Chandos’s recording is excellent and Paul Griffiths notes thorough.  “Volume one” suggests a second to follow: hopefully, Armstrong and Ehnes will produce something less cleanly efficient and more open to the grim danger of these works.

Saturday, 25 August 2012

Proms review: weeks 5 and 6




When humanity, at some final day of judgement,  is called to account and asked what it produced of worth, our defenders can point to Arnold Schoenberg's Gurrelieder and say 'one of our number made this'. If it was all that was left of our culture, archaeologists in some far distant century might find it, listen to it in slack-jawed amazement and conclude 'yes, they really did know what they were doing'.

Is there anything else as mind-expandingly strange, exhilarating and fantastical as Gurrelieder? The BBC SO's performance in Prom 41  - played to a half empty hall - has left my mind turning the music over again and again in the days since, wanting another fix of Schoenberg's hyper-colourful masterpiece. Jukka-Pekka Saraste stood in for the increasingly elusive Jiří Bělohlávek, looking a little lost at times, but directing a performance that proved just how uplifting this colossus is. The contrast with the simultaneous Olympic closing ceremony, seemingly a parade of the middle aged and mediocre, was too depressing to contemplate.

Marin Alsop brought her new band, the Sao Paolo Symphony Orchestra, to Prom 45, opening with an engaging if rather harried New World Symphony. Legendary Brazilian pianist Nelson Freire joined them for Villa-Lobos's Momoprecoce; all pleasant enough but rather rambling. Ginastera's Estancia Suite was better, but the SPSO seemed to be some way short of world class in the music of their own continent.

Prom 46 got the all-too-rare live TV treatment, making for a much more engaging two hours of telly than the 'recorded for broadcast at a later date' stuff that seems to be the BBC's preferred option at the moment. It looked a bit niche on paper - three Vaughan Williams symphonies in a row - but turned out to be a fascinating programme that made a convincing case for the variety and quality of this rather pigeon holed composer. Andrew Manze is more familiar from his baroque violin playing, but did a very good job with the BBC Scottish SO, particularly in VW's 5th. It convinced this sceptic that he needed more Vaughan Williams in his life, so job done.
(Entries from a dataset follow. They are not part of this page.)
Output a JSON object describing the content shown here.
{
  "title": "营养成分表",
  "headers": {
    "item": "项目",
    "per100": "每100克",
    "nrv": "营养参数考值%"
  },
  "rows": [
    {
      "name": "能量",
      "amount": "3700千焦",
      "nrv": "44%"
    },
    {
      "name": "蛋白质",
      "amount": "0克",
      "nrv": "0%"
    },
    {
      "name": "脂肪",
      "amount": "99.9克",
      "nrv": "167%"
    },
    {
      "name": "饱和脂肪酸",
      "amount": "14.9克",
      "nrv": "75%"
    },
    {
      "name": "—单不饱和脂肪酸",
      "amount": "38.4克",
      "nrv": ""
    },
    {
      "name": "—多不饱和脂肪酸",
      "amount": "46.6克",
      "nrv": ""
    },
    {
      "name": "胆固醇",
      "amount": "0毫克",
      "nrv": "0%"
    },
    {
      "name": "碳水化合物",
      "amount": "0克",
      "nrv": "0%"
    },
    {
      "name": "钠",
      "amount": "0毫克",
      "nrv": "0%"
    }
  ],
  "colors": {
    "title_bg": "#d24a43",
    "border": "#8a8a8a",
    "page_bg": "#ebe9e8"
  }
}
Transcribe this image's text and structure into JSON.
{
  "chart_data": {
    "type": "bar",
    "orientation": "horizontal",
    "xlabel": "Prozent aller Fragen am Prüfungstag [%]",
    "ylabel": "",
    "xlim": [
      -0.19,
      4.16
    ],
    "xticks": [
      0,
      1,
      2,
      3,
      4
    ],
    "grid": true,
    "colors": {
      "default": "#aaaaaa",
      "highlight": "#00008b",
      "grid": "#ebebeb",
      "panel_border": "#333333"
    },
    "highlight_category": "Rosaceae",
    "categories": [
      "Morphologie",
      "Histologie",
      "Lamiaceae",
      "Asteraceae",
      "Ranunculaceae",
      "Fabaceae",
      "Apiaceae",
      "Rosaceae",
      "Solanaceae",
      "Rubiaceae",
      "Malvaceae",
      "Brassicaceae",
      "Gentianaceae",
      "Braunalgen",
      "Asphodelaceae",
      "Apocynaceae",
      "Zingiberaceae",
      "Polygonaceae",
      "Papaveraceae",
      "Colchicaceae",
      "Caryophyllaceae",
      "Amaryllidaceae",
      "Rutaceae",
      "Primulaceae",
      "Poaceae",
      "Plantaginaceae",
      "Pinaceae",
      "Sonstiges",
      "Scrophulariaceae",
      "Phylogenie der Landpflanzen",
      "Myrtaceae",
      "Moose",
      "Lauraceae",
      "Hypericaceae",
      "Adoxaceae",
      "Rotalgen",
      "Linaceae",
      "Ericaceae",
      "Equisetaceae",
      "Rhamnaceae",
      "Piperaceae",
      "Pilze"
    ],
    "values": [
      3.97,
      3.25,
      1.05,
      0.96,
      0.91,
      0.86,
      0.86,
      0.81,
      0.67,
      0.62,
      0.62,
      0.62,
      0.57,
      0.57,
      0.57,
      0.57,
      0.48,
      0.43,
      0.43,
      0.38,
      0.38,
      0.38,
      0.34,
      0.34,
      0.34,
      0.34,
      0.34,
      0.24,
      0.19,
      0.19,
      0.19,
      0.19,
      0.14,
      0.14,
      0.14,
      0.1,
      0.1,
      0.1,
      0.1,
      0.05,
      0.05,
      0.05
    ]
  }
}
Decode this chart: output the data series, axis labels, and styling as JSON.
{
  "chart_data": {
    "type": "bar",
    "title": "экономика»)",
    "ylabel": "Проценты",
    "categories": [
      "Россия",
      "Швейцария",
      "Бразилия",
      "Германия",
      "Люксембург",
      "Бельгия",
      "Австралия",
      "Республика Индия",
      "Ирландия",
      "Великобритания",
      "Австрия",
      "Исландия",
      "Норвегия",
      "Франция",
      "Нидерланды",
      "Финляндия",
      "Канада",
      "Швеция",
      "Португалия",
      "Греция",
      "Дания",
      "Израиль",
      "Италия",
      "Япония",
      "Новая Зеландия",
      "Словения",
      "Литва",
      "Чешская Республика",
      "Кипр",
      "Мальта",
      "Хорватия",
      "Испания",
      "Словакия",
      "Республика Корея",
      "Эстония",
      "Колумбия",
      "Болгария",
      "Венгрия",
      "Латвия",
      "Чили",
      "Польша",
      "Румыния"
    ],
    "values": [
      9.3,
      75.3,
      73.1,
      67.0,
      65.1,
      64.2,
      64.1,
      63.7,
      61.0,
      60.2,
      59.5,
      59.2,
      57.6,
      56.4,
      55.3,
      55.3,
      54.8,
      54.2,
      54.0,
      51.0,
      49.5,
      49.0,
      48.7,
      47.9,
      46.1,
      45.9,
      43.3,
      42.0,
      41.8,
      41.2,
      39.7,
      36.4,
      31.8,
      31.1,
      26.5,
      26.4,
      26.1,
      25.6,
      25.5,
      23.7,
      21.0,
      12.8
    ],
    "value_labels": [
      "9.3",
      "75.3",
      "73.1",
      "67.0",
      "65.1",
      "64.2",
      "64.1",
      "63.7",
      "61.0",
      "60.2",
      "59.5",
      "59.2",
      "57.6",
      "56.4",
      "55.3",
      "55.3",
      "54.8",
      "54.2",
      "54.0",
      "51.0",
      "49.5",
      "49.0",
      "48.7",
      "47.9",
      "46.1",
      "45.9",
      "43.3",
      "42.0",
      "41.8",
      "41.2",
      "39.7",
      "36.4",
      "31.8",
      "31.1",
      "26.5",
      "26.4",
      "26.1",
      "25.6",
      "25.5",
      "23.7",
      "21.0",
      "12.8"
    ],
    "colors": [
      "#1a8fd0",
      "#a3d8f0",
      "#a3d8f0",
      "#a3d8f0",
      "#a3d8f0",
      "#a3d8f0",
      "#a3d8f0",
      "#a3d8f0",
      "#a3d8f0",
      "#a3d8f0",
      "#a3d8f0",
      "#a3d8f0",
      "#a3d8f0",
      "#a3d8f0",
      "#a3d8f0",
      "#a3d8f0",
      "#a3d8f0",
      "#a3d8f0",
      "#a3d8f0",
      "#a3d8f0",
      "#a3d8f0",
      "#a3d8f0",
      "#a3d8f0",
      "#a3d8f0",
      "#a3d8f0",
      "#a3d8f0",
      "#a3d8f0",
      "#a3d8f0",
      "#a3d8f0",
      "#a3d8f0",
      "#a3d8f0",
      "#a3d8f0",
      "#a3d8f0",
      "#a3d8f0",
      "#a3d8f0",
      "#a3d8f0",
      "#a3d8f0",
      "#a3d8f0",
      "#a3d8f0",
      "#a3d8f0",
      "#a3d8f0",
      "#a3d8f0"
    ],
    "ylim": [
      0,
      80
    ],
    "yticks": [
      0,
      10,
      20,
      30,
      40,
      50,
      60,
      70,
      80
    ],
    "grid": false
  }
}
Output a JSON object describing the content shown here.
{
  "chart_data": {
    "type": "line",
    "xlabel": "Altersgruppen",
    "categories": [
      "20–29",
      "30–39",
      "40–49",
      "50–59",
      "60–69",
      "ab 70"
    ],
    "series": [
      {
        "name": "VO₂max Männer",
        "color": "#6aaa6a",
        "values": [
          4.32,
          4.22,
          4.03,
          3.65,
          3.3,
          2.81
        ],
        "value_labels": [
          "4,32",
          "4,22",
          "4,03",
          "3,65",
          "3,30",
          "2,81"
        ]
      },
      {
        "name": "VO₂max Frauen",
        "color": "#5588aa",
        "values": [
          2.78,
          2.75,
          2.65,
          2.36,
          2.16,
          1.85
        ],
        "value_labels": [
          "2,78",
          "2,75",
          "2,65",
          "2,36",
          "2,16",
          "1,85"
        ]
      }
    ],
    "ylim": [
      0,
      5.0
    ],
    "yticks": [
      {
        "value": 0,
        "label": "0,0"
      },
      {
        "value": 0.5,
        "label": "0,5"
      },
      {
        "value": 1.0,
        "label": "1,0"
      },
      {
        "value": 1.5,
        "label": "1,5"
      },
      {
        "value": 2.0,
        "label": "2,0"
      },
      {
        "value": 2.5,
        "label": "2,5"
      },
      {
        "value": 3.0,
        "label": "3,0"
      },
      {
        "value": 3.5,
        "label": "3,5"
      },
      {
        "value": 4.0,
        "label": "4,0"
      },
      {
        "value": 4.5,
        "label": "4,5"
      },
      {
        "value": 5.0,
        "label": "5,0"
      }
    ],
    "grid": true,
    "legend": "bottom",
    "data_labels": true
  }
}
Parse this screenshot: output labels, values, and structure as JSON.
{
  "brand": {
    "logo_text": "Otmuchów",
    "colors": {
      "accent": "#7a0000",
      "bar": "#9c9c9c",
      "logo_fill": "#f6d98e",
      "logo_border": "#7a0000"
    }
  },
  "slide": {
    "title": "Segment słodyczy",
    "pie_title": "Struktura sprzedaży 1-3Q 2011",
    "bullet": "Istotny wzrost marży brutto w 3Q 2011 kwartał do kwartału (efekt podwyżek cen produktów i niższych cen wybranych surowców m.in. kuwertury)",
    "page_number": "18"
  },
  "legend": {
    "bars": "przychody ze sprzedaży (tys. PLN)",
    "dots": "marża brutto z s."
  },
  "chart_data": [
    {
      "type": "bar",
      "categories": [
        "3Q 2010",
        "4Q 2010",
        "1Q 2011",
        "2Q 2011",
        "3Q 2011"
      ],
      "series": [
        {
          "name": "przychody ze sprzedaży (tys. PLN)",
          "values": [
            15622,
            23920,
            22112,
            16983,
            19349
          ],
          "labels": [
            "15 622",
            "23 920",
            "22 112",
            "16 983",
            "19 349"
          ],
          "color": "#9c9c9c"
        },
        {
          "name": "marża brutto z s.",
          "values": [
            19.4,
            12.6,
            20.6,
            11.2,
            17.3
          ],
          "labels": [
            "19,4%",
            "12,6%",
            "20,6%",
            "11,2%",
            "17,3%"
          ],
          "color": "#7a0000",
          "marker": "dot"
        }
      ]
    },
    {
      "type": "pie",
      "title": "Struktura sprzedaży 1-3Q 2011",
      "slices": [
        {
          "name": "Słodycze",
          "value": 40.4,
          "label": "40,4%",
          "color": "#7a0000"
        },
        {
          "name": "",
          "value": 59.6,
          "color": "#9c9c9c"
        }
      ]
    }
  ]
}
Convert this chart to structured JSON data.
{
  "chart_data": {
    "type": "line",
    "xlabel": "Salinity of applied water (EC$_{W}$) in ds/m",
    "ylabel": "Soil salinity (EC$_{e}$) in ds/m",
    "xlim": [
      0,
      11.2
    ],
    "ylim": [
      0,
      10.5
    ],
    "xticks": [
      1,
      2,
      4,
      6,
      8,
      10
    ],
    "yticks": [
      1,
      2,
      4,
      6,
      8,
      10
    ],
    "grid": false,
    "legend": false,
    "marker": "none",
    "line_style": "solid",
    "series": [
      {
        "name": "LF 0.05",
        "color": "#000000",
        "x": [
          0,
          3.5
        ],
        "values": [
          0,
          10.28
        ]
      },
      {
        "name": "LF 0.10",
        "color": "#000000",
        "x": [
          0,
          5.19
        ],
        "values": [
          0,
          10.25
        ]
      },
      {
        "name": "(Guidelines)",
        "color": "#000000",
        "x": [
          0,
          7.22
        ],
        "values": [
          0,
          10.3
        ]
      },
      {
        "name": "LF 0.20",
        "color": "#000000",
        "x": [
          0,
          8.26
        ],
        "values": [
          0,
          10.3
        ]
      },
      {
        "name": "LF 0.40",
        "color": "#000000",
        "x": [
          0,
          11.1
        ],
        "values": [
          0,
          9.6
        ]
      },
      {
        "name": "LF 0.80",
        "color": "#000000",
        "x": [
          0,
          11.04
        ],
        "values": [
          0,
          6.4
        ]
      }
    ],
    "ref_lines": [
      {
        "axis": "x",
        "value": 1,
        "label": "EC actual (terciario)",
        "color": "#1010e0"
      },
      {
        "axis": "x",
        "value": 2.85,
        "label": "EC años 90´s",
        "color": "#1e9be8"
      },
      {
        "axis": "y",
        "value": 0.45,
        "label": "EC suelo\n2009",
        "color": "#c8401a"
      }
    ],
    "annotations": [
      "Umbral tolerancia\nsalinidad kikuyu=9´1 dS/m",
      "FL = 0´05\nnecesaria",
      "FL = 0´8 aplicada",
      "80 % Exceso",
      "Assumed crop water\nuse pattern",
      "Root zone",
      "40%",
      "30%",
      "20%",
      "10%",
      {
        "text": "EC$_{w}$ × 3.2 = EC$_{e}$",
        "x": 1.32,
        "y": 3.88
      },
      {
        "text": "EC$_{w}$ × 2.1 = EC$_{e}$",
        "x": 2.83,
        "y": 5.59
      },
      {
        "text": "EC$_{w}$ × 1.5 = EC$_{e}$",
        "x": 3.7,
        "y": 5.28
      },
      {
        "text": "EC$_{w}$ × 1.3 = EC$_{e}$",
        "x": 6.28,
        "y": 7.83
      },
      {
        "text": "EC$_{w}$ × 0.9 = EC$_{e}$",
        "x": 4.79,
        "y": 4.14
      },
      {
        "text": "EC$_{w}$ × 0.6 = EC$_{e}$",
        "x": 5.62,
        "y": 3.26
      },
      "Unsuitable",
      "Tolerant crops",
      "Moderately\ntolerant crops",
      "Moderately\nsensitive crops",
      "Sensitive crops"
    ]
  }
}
Overblown Romantic rarities are part of the fun of the Proms, and the LPO brought a great one with them for Prom 48. Tchaikovsky’s Manfred Symphony has come in for a fair amount of flack for its perceived gaudiness over the years, but when confronted with a performance as good as this, it’s hard to resist. The score is something of a favourite of conductor Vladimir Jurowski’s and he drew playing of crackling brilliance from his orchestra. Alice Coote made the first half just as special with the most vividly felt singing of Mahler’s Lieder eines fahrenden Gesellen that I have ever heard.

I missed week 6’s two biggest Russian fixes – the CBSO’s Leningrad and Gergiev’s Cinderella – but Prom 54 brought Shostakovich’s 10th Symphony from a celebrated orchestra/conductor pairing. I’ve actually not heard any of their acclaimed Naxos Shostakovich discs, but their 10th confirmed that Vasily Petrenko is getting some outstanding playing from the Royal Liverpool Philharmonic. It was an extremely well drilled rendition but, given the relative straightforwardness of his approach, I’m not sure that Petrenko really knows what this symphony has to say.

The best thing in the concert was Peter Maxwell Davies’s new 9th Symphony, being played in London for the first time. It’s a dark and angry work that plays with Mahlerian conflicts of style and revels Max’s command of an unfolding musical thread.